As a capstone to the improvement of lung cancer care in Southeastern Ontario, Dr. Digby highlighted three ongoing projects aimed at developing biomarker assays to further improve the timeliness of diagnoses, increase diagnostic options for patients unable to undergo a biopsy, and reduce resource utilization. Specifically, collaborations with the Feilotter, Mates, and Renwick labs aim to (1) develop a cell-free DNA assay to detect lung cancer driver mutations, (2) implement next-generation sequencing tools to improve timeliness of molecular biomarker profiling, and (3) identify micro-RNAs implicated in lung cancer for a molecular triaging tool that risk-stratifies neuroendocrine tumors.
However, it’s critical to recognize that the LDAP clinic is only one small piece of the puzzle when it comes to the multifaceted nature of addressing, preventing, and treating cancer. In our post-round discussion, Dr. Digby highlighted how we each carry the responsibility to advocate for more funding needed to spur and sustain innovative, paradigm-shifting cancer initiatives like the LDAP. In the myriad of ways this could be achieved, creating public momentum to lobby for grassroots funding through community seminars that highlight the benefits of LDAP is just an example. Perhaps the benefits of interdisciplinary, parallel-structured visits can be extended to breast, colorectal, and prostate cancer clinics, which collectively diagnosed 46% of all cancers in Canada in 2023.5 Outreach clinics similar to LACGH could be developed to better serve rural communities (Hastings, etc.) that still rely on Kingston Health Sciences Centre for their cancer care. Beyond cancer, however, such a care structure may even benefit the world of post-ICU care, where Dr. Boyd previously highlighted the current lack of post-ICU clinics and the various physical and mental hurdles patients experience throughout recovery.6
Overall, the journey of lung cancer care in Southeastern Ontario illustrates the eloquent cycle of translational QI work and is a true example of implementing change based on the needs of patients and the community.
(750 words before references)
1. Lofters, A.K., et al. Lung cancer inequalities in stage of diagnosis in Ontario, Canada. Current Oncology 28, 1946-1956 (2021).

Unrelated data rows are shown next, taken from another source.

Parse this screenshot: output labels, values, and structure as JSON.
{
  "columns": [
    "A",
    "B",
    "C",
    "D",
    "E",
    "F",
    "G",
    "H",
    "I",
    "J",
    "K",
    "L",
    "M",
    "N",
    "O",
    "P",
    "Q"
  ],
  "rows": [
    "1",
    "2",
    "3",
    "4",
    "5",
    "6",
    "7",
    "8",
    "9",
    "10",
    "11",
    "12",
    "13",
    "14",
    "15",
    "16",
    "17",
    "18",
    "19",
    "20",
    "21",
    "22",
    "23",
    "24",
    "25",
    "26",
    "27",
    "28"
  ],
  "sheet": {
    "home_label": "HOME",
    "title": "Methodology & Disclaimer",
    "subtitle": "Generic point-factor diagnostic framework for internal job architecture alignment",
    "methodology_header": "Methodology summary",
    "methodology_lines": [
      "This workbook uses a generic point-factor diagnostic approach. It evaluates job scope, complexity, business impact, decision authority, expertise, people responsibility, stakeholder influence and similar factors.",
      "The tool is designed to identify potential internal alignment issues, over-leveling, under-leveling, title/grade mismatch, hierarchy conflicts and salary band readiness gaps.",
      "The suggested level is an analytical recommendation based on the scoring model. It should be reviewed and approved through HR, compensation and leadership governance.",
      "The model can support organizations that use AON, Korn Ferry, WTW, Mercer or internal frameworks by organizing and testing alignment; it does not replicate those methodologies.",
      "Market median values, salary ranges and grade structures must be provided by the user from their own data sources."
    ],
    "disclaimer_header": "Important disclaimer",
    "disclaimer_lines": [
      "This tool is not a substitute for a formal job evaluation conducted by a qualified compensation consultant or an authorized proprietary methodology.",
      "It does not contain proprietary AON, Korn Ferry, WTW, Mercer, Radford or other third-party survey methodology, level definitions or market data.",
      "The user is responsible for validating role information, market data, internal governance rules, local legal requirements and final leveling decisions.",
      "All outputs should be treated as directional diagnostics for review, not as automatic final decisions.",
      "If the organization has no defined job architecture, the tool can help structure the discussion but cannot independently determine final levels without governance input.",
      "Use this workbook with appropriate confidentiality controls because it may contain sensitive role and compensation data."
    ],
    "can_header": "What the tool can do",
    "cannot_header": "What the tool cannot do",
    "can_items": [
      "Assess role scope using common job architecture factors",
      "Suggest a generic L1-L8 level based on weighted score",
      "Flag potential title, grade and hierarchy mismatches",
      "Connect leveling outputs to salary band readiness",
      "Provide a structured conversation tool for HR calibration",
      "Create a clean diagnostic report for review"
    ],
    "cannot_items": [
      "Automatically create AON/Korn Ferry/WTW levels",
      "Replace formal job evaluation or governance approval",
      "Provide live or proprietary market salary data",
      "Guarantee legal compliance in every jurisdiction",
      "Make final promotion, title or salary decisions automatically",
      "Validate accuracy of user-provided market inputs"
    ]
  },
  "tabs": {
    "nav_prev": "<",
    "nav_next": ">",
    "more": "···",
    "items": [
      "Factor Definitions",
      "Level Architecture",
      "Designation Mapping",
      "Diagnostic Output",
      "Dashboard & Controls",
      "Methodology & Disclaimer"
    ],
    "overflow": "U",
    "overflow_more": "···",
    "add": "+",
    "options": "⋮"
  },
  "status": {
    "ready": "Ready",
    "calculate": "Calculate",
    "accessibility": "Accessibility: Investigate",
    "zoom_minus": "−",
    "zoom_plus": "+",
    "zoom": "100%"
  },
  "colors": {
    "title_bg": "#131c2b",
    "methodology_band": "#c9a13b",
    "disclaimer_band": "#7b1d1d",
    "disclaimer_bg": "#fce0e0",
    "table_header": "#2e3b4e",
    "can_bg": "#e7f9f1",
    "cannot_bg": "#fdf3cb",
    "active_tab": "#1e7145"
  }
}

2. Linford, G., et al. Patient and physician perceptions of lung cancer care in a multidisciplinary clinic model. Curr Oncol 27, e9-e19 (2020).
3. O'Neill, H., et al. Improving Access and Timeliness of Early Palliative Care Specialist Assessment for Patients With Advanced Lung Cancer in a Rapid Assessment Clinic. Journal of Palliative Medicine 26, 1365-1373 (2023).

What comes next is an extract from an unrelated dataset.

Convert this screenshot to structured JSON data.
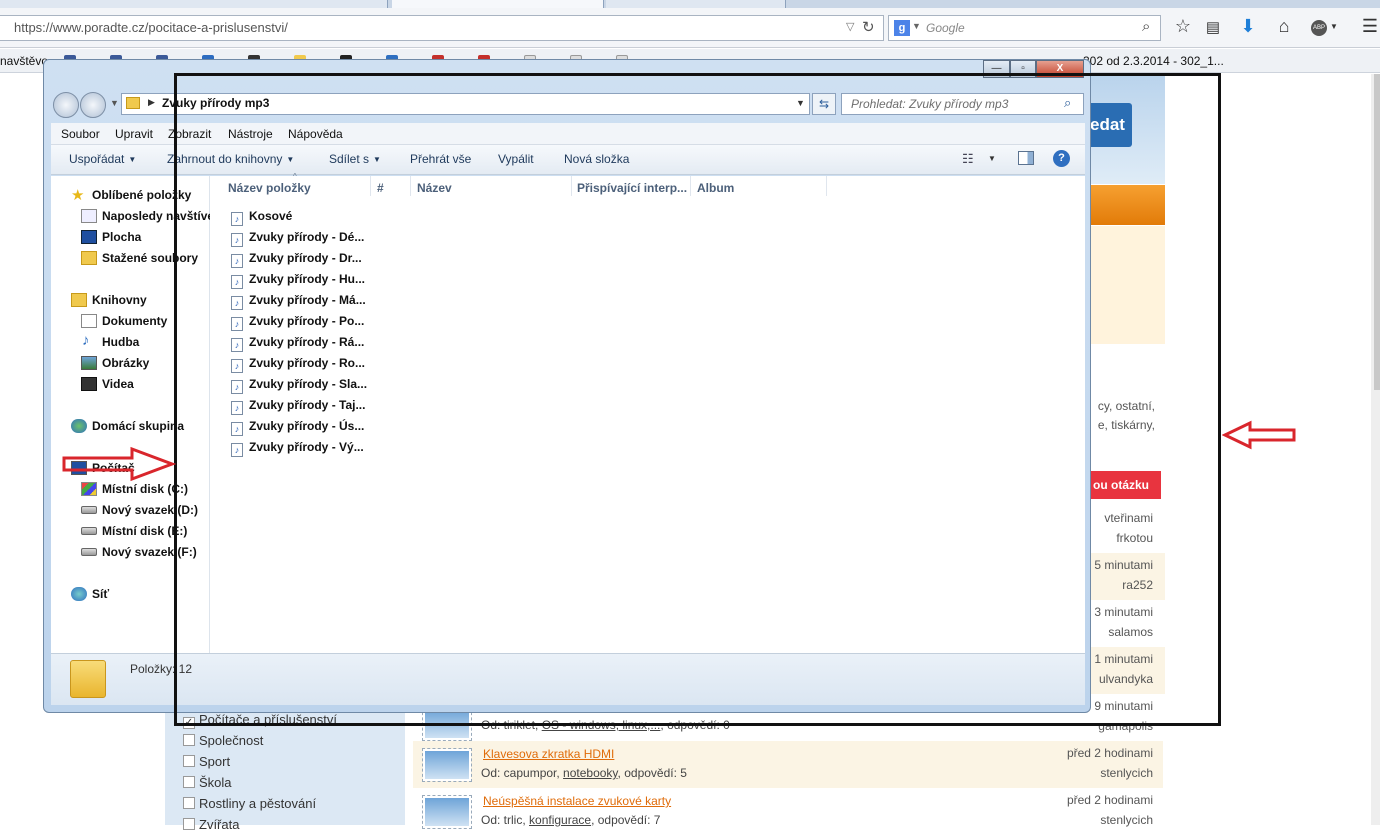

4. AlGhamdi, S., et al. Characterizing Variability in Lung Cancer Outcomes and Influence of a Lung Diagnostic Assessment Program in Southeastern Ontario, Canada. Current Oncology 30, 4880-4896 (2023).

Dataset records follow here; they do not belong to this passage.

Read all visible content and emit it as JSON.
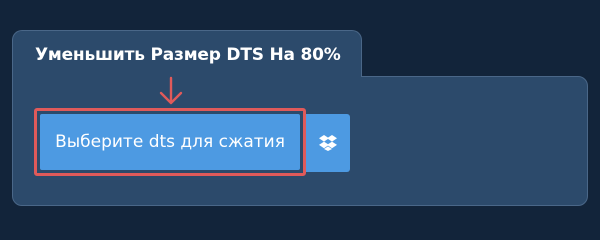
{
  "widget": {
    "title": "Уменьшить Размер DTS На 80%",
    "select_button_label": "Выберите dts для сжатия",
    "dropbox_icon": "dropbox-icon",
    "arrow_icon": "arrow-down-icon",
    "highlight_color": "#e05a5a",
    "button_color": "#4d9ae2",
    "panel_color": "#2c4a6b",
    "background_color": "#12243a"
  }
}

5. Brenner, D. Canadian Cancer Statistics. ed. Society, C.C. Government of Canada., (Avaliable at cancer.ca/Canadian-Cancer-Statistics-2023-EN) ISSN 0835-2976 (2023).
6. Stapleton, K., Jefkins, M., Grant, C. & Boyd, J.G. Post-intensive care unit clinics in Canada: a national survey. Canadian Journal of Anesthesia/Journal canadien d'anesthésie 67, 1658-1659 (2020).